Kılıcının ucuyla beni gösterdiğini farkettim bir anda ;
Etrafındaki tüm yalanlarına, adi arkadaşlarına ve şahsına...
Birden bire ilk yaptığımız kahvaltının kokusunu aldım, izlediğimiz ilk filmin seyrini, ilk güldüğümüz espirinin anısını...
Birlikte yaptığımız planların hüznünü, verdiğimiz yeminlerin artık mümkün olmayacağını...
Bir an da olsa mantıklı düşünebildim !
Neden bu yalan ordusunu krallığıma(mıza) musallat etmişti ?
Kevser şarabından ırmklarmı esirgemiştim ?
Yada mitril tacını mı eksik etmiştim ?
ibabil kuşunun tüğünü kaf dağında ki gölde arıtıp getiren ben değilmiydim sanki !
insan haketmediği birşeyi hazmedebilir mi ?
Ben izledim bile ! Defalarca izledim !
Bütün iyi niyet askerlerimin katledilmesini izledim...
Çığlıkları dinledim !
Hepsi saygısından kraliçem yapma diyor, o zehirli hançerini vucudunda hissedince " ahh " diyerek can veriyordu.
Yazıklar olsun böyle kadına !
Kral hiç ağlarmı ? Ben de ağlamadım.
Sadece elim, ay taşıyla dövülmüş elmastan yapılma kılıcımın kabzasına sıkı sıkı tutulu ve akabinde arkamı dönüp tahtıma geçmek oldu.
Sadece yaptığım bu oldu !
Gönlümün krallığı(nı)mı, iyi niyet askerimi òldürmeni izledim.
iz kalsın istemedim.
Krallığı(n)mdan herşeyi almanı bekledim !
Madem sen böyle zarar veriyorsun,
Madem bunu sen istiyorsun !
Banada düşen, gönlümün tahtına oturup izlemek olur diye düşündüm.
Peki benim vezirim neredeydi ?
Ona karşı mahçuptum. Gerçi ağlayamayan bir kral ne kadar mahçup olabilirdi ?
Kapıları mühürlenmiş tahtımın ortalık yerine vezirim olan ; aklım fikrim var oluverdi.
Boşver dedi !
Olur dedi !
Eminmisin dedim ?
Ben senim dedi !
Bu kapıdan istemediğin zaman kimse giremez dedi !!!
Anılar dedim ; anahtarlar onda dedim.
Görmüyormusun dedi !
Sana yaptıklarını görmüyormusun dedi !
Ya üşürse dedim ? Ya üzülürse diye sordum.
Kendi istedi ! Kendi hakediyor dedi.
Tahtıma oturmuş bir şekilde, bir sağıma, bir soluma baktım. Kılıcımı çıkartıp, zırhımı soyundum.
Vezirime sana inanıyorum şekilde bakarak, salonun ortasına kadar yürüdüm.

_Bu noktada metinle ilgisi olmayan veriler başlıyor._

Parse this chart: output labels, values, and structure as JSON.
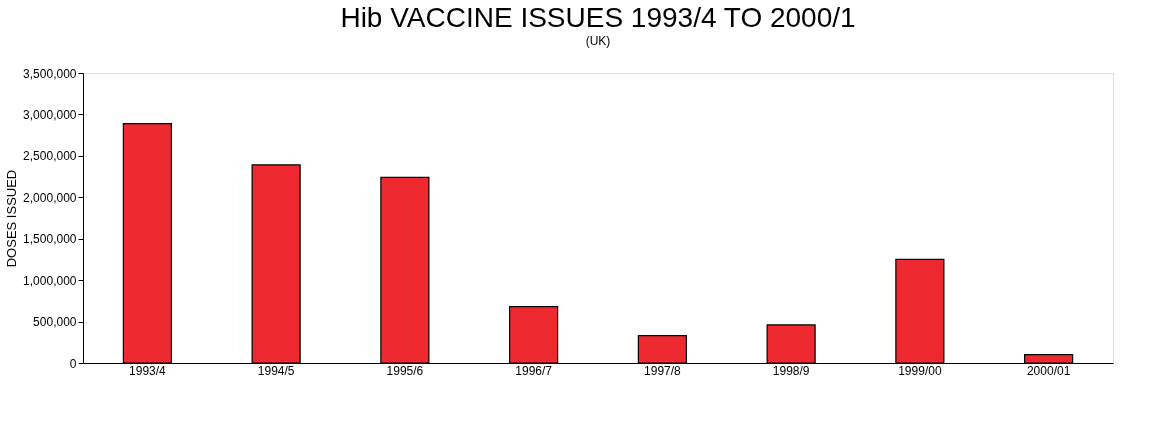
{
  "chart_data": {
    "type": "bar",
    "title": "Hib VACCINE ISSUES 1993/4 TO 2000/1",
    "subtitle": "(UK)",
    "ylabel": "DOSES ISSUED",
    "categories": [
      "1993/4",
      "1994/5",
      "1995/6",
      "1996/7",
      "1997/8",
      "1998/9",
      "1999/00",
      "2000/01"
    ],
    "values": [
      2890000,
      2390000,
      2240000,
      680000,
      330000,
      460000,
      1250000,
      100000
    ],
    "color": "#ee2a30",
    "ylim": [
      0,
      3500000
    ],
    "yticks": [
      0,
      {
        "value": 500000,
        "label": "500,000"
      },
      {
        "value": 1000000,
        "label": "1,000,000"
      },
      {
        "value": 1500000,
        "label": "1,500,000"
      },
      {
        "value": 2000000,
        "label": "2,000,000"
      },
      {
        "value": 2500000,
        "label": "2,500,000"
      },
      {
        "value": 3000000,
        "label": "3,000,000"
      },
      {
        "value": 3500000,
        "label": "3,500,000"
      }
    ],
    "grid": false
  }
}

Onun yalanlarını ve müttefiklerini beklemeye koyuldum.
Neticede ben gönülden okuyordum !
En son vezir ; olsun diye seslendi !
Ve ekledi ;
Haberi var ve ölüyorsun. Lakin sen kendi gönül tahtında bir ölümsüzsün. Ayrıca eminimki nice kraliçelerde senin tahtının yanında hayat bulacak !!!